Besides, she says, her blue-gray eyes shining behind gold-rimmed glasses, "I've read where this [volunteer work] helps us live longer -- read that twice lately."

At Lori's Gifts in the 69-bed hospital, her job is to direct customers to the stock of everything from chewing gum to jewelry. People stop by the gift shop on their way to visit hospitalized friends and family, most often looking for some little gift to brighten the moment. The gift shop lady recommends teddy bears and balloons that read, "Get well soon," and, "A big get-well hug for you."

Want something showier? The choice expands to $100 stuffed toy lions and tigers big enough to fill a visitor's chair by themselves, and perfume, and as many flowers as anyone wants to order.

Candy? All kinds -- bars, bags and boxed fancies, or "we're taking orders for chocolate-covered strawberries."

Other shoppers pick up socks, scarves and bags for themselves. Hospital workers come in for snacks and cold drinks. Helton admits she is unable to resist some of the wares -- seasonal goods, especially.

"I've got a lot of Christmas things here," she says. "Anything I need, it's here."

WALKING DAY-BRIGHTENER

"She's my star," gift shop manager Holly Roderick says. "I love her. She brightens my day just to see her walk in."

Helton regards this sort of talk as nonsense. "Oh, no," she says.

"Oh, yes, you do," Roderick says, and when Helton seems not to be listening, "I can rely on her. People remember her. They come back to see her."

Helton did all she could to keep the hospital from celebrating her 95th birthday, Aug. 12. But they did anyway, which led to a photo of the affair and congratulations in the in-house newsletter, OneSpirit Weekly: "Wow! Happy birthday, Pauline!"

She is one of 30 volunteers at CHI (Catholic Health Initiatives) St. Vincent North, volunteer liaison Jan Gardner says. Others work "all over the hospital," she says, including the information desk, waiting rooms, laboratory, North River Surgery Center and St. Vincent Rehabilitation Hospital -- all important assignments.

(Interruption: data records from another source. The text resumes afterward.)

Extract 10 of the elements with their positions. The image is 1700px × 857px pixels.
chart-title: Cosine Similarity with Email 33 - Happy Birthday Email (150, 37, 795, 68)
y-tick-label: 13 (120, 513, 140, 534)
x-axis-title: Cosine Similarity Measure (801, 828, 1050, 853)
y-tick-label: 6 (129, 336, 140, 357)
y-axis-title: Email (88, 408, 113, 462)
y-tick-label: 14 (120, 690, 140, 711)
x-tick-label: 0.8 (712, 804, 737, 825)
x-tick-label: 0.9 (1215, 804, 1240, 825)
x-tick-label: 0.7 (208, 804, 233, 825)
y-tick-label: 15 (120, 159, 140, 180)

Even so, Helton's record is remarkable. She has logged 3,700 volunteer hours by Gardner's count, "drives herself to the hospital," parks a walk away and arrives with "a sunny disposition that makes others happy."

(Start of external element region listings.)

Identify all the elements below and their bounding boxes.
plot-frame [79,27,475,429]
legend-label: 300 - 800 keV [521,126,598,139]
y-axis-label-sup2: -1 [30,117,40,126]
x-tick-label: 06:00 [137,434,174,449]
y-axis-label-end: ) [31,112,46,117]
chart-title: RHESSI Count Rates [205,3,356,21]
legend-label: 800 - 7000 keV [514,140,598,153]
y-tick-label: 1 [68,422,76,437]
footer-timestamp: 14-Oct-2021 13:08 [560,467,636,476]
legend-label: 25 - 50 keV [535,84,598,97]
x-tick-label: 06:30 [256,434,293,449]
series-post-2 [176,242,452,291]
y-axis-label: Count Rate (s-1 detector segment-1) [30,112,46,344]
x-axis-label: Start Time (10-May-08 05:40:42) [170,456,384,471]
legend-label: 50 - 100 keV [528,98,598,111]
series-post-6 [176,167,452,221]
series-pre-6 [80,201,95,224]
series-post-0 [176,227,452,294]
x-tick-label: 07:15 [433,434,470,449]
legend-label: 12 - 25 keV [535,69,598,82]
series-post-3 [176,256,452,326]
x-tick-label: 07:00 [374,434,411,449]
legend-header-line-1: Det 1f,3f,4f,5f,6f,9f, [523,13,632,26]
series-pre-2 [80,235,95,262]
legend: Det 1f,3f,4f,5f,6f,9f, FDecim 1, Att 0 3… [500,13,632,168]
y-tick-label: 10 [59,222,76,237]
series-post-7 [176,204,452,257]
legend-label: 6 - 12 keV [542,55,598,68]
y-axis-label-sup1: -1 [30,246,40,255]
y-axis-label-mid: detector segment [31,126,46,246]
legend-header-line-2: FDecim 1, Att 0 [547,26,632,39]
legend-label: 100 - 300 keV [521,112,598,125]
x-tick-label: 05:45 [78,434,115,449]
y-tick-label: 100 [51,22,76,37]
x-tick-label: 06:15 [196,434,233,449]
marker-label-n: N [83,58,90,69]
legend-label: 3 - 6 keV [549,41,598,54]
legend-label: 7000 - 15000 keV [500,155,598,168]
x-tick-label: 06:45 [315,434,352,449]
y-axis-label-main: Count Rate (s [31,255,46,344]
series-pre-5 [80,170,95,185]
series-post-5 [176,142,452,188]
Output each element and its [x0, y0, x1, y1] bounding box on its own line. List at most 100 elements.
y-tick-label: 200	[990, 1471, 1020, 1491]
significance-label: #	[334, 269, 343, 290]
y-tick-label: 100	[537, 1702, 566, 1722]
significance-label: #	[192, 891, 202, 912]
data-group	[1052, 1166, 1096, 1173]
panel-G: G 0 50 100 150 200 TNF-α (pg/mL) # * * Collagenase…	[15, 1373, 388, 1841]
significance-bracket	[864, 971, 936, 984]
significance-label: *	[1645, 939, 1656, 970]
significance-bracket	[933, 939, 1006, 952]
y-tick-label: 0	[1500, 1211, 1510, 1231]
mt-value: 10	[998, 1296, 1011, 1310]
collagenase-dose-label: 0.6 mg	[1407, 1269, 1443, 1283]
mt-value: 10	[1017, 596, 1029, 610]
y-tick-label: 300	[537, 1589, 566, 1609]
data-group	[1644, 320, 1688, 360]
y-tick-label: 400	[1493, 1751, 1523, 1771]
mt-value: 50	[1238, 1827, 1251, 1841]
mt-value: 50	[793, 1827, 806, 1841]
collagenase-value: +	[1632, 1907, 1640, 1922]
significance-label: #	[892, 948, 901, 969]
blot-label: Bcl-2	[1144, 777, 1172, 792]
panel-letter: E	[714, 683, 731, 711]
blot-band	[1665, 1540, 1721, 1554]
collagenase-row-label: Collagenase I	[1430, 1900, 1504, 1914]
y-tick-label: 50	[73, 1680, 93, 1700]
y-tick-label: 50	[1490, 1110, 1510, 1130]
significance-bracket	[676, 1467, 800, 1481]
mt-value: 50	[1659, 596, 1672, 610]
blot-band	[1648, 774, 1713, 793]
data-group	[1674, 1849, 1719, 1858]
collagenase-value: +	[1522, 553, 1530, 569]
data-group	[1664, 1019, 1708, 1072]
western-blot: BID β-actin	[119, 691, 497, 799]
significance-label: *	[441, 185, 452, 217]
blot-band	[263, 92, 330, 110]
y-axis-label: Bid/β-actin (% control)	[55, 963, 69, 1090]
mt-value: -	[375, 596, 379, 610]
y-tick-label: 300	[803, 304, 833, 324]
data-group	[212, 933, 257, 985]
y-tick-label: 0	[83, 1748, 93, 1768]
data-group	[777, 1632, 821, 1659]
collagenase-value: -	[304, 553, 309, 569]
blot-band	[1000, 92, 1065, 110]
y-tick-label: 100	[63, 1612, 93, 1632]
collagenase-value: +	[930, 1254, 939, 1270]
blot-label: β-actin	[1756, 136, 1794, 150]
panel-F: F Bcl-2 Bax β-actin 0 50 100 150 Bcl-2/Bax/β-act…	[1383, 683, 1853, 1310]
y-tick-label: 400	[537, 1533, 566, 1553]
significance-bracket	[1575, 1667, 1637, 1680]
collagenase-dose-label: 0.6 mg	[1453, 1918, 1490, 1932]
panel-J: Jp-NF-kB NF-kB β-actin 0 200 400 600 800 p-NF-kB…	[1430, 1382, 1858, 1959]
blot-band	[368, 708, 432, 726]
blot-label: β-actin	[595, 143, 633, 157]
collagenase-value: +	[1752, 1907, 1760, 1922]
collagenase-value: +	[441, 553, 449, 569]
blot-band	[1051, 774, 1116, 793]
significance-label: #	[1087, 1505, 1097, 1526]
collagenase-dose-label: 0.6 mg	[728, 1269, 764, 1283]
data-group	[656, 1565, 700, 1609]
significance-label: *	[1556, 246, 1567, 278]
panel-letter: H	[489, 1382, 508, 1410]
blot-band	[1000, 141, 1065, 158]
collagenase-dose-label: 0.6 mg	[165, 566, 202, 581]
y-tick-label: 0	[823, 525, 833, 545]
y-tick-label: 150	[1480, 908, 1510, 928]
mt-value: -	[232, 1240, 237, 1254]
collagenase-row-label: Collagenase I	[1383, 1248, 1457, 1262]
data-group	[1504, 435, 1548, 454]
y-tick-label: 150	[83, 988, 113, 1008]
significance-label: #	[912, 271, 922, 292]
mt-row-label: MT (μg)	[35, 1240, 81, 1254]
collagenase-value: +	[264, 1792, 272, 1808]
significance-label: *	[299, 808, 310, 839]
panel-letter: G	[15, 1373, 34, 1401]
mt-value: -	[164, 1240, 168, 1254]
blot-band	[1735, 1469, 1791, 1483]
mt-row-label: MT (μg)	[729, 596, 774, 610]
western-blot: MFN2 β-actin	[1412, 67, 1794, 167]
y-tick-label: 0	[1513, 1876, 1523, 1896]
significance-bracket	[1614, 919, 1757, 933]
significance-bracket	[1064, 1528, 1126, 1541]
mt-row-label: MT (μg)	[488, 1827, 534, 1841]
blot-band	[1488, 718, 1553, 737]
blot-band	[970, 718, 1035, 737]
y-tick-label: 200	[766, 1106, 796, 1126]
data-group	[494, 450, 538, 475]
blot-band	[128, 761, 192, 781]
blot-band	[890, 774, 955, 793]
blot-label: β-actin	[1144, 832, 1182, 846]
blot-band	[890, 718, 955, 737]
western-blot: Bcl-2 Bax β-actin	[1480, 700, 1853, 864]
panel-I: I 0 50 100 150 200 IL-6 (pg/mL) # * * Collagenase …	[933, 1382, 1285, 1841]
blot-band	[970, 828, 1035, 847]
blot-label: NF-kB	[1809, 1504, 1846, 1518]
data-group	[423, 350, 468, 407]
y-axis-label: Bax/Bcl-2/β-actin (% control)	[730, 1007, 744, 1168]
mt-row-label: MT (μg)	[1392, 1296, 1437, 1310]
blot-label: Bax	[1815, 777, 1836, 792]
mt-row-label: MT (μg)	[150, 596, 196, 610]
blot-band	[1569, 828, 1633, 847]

"God helps me," Helton says. "He's the one who keeps me going."

LITTLE BIT OF EVERYTHING

The gift shop lady points to the jars of little cookies. Who wouldn't like a thing like that?

She tidies the sparkly pink caps for cancer survivors. She calls attention to the selection of books -- titles that range from prayers to pie recipes.

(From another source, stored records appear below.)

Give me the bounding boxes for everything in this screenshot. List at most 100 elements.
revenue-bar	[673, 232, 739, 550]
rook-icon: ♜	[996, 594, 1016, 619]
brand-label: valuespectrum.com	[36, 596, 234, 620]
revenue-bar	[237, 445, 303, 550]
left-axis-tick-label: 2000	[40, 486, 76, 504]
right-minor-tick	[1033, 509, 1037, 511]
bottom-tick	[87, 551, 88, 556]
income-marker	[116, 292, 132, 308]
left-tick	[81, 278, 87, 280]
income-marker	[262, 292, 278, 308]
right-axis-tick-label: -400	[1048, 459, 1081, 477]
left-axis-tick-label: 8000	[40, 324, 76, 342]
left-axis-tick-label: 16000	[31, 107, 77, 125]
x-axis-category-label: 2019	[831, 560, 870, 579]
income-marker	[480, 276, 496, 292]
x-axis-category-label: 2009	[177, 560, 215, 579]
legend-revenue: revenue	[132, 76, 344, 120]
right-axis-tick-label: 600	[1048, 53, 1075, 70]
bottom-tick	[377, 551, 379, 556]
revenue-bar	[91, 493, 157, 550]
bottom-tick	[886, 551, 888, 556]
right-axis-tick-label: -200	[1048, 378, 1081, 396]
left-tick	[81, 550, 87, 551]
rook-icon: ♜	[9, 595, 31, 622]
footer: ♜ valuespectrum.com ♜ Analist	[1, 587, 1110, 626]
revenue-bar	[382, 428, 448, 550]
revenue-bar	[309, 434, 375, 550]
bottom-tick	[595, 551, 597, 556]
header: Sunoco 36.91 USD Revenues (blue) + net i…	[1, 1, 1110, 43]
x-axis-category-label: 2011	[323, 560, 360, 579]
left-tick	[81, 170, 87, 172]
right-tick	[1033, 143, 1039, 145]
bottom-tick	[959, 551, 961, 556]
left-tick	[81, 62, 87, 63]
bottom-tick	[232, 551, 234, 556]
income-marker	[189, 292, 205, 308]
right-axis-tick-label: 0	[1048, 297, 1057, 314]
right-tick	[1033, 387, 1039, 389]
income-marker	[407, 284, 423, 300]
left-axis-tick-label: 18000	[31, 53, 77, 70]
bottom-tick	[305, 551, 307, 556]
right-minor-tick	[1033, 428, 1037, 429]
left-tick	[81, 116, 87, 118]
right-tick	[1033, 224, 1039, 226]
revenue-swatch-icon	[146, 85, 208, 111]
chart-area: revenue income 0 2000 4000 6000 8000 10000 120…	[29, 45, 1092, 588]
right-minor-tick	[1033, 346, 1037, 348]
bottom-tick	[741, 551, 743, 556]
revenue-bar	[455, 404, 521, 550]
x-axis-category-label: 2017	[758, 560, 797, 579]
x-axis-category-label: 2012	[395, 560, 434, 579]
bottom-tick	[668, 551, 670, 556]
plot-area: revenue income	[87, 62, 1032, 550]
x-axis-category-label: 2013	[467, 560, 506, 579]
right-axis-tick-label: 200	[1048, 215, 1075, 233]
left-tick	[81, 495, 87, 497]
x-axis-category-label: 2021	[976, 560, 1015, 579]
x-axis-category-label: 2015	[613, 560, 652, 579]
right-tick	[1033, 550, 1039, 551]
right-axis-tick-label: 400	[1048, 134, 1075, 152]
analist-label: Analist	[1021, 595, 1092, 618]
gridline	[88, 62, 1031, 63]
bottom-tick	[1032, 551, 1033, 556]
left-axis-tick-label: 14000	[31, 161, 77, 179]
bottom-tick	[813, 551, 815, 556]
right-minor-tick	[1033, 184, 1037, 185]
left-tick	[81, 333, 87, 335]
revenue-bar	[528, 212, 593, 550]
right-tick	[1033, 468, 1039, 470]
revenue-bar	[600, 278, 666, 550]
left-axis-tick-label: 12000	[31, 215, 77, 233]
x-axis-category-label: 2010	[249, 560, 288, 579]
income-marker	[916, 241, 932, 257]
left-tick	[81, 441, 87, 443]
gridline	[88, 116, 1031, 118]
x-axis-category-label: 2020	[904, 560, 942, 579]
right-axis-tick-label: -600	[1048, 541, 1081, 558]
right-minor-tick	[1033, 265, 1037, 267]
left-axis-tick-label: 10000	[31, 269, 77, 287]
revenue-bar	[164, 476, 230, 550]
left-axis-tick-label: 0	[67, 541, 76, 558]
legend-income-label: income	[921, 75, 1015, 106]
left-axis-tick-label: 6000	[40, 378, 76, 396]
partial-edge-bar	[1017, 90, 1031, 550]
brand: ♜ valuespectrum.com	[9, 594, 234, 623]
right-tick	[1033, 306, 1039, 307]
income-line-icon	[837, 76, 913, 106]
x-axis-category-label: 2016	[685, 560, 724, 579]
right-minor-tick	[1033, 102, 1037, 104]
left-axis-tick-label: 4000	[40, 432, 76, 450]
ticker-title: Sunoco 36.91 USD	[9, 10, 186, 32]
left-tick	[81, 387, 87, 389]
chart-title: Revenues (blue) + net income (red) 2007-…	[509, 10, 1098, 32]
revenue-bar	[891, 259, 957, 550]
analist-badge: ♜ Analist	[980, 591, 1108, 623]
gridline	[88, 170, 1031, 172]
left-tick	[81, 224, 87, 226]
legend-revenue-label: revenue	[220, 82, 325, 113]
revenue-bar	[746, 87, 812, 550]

A slack moment finds her out of the shop, straightening a small waiting area of four chairs that no one is using. But you never know when someone might appreciate a place to sit.

"You meet people," she says, "and you hear what they need. Day to day, you never know. We have a little bit of everything."

Happy Pills, for instance: capsule-shaped little fuzzy toys that giggle when they're squeezed.

Aspirin: for angels with headaches.

Tweezers: a happy find for the person who happens to need tweezers.

Piggy banks: because something about a piggy bank is almost sure to bring a smile, and a smile is medicine to bank on.

Helton not only can show where these and other things are, but also tell where different things used to be as the gift shop has evolved over the years.

People expect to find such hospital gift-shop classics as helium balloons with curly ribbons. "We have a lot of choice," she says. The shop makes room for newer expectations, as well -- for sunglasses and chirpy little electronics, and whatever comes next.

The part that never changes is the hospital's ongoing need for volunteers.

"Do it," Helton says. "Come and volunteer. Enjoy it."

Just be ready to say as she does, "Can I help you?"